Le contrat est soumis à la convention collective nationale des commerces et services de l'audiovisuel, électronique et de l'équipement ménager.

Le 8 septembre 2007, M. [X] a été victime d'un accident du travail, pris en charge par la caisse primaire d'assurance maladie de l'Isère (CPAM) dans ses rapports avec l'assuré après un refus par décision en date du 26 décembre 2007.

Le salarié a été placé en arrêt de travail.

Les circonstances de l'accident sont les suivantes : « malaise soit : palpitations, sensation d'étouffement, picotements au cuir chevelu, engourdissement du bras et de la jambe gauche, douleur niveau bras gauche », le salarié ayant été transporté au CHU de [Localité 4] par les pompiers.

A la reprise, le 17 janvier 2008, le médecin du travail a préconisé un mi-temps thérapeutique jusqu'au 30 avril 2008.

Du 1er mai 2008 à décembre 2012, M. [X] a alterné les périodes à mi-temps thérapeutique et à temps plein, le médecin du travail ayant rendu les avis suivants :

- le 29 mai 2008 un avis d'aptitude à la reprise du poste de travail à temps plein,

- le 01 juillet 2010 un avis d'aptitude à reprise du poste de travail à mi-temps thérapeutique avec une préconisation de temps de travail en demi-journées sans excéder les 5 h, autant que le service le permet

- le 09 février 2011, un avis d'aptitude maintenue au temps partiel thérapeutique tel que défini le 01 juillet 2010

- le 23 juillet 2011, le médecin du travail a recommandé une modification du temps partiel thérapeutique avec préconisation en demi-journée. Lundi 13h 18h. Mercredi 13h 18 h. Samedi 9h30 18h autorisé

- le 01 août 2011, il a été déclaré apte en mi-temps thérapeutique avec une nouvelle visite en septembre 2011

- le 07 septembre 2011, il a déclaré le salarié apte à la poursuite du mi-temps thérapeutique, ajoutant qu'il faut éviter les à coups de charge de travail, pas de manutention lourde

- le 29 juin 2012, il a été déclaré apte à la reprise du poste en temps partiel thérapeutique avec les mêmes tranches horaires;

Par courrier du 18 mars 2013, la CPAM a informé M. [X] de son classement en invalidité de catégorie 1 à compter du 1er janvier 2013.
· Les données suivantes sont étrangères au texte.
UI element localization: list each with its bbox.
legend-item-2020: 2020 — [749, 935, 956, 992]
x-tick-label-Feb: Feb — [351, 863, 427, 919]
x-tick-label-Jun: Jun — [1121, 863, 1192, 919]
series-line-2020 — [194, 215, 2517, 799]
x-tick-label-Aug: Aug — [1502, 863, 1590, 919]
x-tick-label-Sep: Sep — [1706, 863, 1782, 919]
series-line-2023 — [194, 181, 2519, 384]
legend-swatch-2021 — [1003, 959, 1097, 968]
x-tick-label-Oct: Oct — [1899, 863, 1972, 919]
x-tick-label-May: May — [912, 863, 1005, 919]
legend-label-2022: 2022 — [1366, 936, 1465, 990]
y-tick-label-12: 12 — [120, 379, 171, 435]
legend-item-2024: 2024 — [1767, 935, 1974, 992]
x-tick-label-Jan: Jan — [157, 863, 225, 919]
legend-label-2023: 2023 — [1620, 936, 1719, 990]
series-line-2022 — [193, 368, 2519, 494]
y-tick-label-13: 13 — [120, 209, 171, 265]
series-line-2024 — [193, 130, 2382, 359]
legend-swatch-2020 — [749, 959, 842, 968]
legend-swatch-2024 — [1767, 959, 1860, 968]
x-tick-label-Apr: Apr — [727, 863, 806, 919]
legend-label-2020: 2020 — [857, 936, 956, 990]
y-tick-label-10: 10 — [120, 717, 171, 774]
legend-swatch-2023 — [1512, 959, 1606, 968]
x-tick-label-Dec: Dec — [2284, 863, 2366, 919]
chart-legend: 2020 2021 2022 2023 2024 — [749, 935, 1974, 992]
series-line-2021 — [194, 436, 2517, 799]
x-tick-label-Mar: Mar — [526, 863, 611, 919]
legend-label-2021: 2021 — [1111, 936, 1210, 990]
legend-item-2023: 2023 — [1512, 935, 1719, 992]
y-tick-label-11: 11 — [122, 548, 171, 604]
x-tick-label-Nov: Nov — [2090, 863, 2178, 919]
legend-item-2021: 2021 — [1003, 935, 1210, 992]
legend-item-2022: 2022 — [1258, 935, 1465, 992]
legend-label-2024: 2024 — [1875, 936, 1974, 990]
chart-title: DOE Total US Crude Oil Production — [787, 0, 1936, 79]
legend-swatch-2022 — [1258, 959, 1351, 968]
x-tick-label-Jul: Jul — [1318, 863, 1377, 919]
Les parties ont régularisé des avenants de modification des horaires de travail, toujours selon le même volume hebdomadaire de 17h50, les 14 janvier 2008, 1er juillet 2010, 1er janvier 2011, 02 février 2012 et 1er septembre 2012.

Le 3 septembre 2018, M. [X] a été placé en arrêt maladie ordinaire, prolongé de manière ininterrompue jusqu'au 31 octobre 2019.

Par lettre du 14 novembre 2019, la CPAM a classé M. [X] en invalidité de catégorie 2 à compter du 1er novembre 2019, l'employeur ayant été informé le 29 novembre suivant.

Le 5 décembre 2019, le médecin du travail a reçu et envisagé une inaptitude au poste.